The Tribunal considered its duty to interpret the domestic legislation in line with the ECJ, restricted only by interpretations that ‘go against the grain of the legislation’. In doing so, it reviewed redrafted sections of the Equality Act submitted on behalf of the claimants. It concluded that allowing associative indirect discrimination claims under s.19 Equality Act did not go against the grain of the Act. It had jurisdiction to hear associative indirect discrimination claims – in respect of race, sex and disability.

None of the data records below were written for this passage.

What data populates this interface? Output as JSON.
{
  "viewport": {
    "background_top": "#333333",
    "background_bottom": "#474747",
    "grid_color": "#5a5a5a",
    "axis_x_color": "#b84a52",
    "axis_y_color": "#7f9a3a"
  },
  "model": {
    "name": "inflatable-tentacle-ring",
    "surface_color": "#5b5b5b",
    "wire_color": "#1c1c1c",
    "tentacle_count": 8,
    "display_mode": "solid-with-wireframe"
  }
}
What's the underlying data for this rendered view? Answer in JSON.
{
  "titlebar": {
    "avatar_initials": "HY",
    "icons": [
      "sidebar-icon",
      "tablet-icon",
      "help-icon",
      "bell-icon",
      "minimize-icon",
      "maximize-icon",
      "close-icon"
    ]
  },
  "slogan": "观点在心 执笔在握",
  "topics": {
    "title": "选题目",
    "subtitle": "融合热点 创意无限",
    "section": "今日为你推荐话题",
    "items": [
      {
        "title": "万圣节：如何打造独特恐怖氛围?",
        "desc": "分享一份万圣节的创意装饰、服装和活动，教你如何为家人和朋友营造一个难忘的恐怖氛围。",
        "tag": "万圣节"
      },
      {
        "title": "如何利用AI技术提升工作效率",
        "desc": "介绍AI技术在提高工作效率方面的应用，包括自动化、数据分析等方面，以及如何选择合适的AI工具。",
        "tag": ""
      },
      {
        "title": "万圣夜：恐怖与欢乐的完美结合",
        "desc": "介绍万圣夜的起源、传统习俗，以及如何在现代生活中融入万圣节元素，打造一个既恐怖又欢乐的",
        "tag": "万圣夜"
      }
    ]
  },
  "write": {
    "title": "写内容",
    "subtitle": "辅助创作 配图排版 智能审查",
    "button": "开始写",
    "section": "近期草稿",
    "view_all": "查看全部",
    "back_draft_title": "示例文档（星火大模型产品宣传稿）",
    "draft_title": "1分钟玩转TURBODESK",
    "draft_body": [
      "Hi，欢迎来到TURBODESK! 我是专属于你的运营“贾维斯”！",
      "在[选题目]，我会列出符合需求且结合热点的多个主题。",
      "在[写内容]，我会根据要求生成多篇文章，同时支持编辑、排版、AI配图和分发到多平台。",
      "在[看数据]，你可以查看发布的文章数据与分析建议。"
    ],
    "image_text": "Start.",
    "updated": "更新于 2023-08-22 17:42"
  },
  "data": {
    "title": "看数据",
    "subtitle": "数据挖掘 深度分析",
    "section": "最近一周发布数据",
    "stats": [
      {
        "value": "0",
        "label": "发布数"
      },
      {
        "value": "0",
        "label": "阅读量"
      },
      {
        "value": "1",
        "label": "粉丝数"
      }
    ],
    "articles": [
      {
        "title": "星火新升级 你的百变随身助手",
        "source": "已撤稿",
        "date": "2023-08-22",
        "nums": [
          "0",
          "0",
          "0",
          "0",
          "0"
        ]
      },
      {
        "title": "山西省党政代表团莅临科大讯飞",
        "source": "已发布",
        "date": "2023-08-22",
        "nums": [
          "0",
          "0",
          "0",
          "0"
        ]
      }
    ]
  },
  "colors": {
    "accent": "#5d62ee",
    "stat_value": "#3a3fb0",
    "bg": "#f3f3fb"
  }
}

The Tribunal rejected a different type of associative indirect discrimination under s.19 whereby a claimant, who does not have the protected characteristic but who associates with a person who does, suffers a disadvantage that is unique to their association with the person with the protected characteristic. This type of claim succeeded in the Employment Tribunal decision of Follows v Nationwide Building Society, which also made reference to CHEZ. Claims for associative discrimination arising from disability (s.15 Equality Act) and associative failure to make reasonable adjustments (s.20 Equality Act) were rejected.
Although a first instance decision, Rollett is a noteworthy development in the scope of discrimination legislation under the Equality Act. Imagine, for example, a provision, criterion or practice which disadvantages those (predominantly women) with childcare responsibilities. Applying CHEZ, a male primary carer could also become a claimant. The ambit of protection is widened, and it shall be interesting to see if other Tribunals follow suit.
Martina Murphy and Jessica Franklin (12 King’s Bench Walk) appeared for the claimants, instructed by Tara Grossman, Kepler Wolf, Jacqueline McGuigan, TMP and Peter Byrne, Nexus.
An amended version of this article first appeared in the Employment Lawyer’s Association Briefing, February 2023.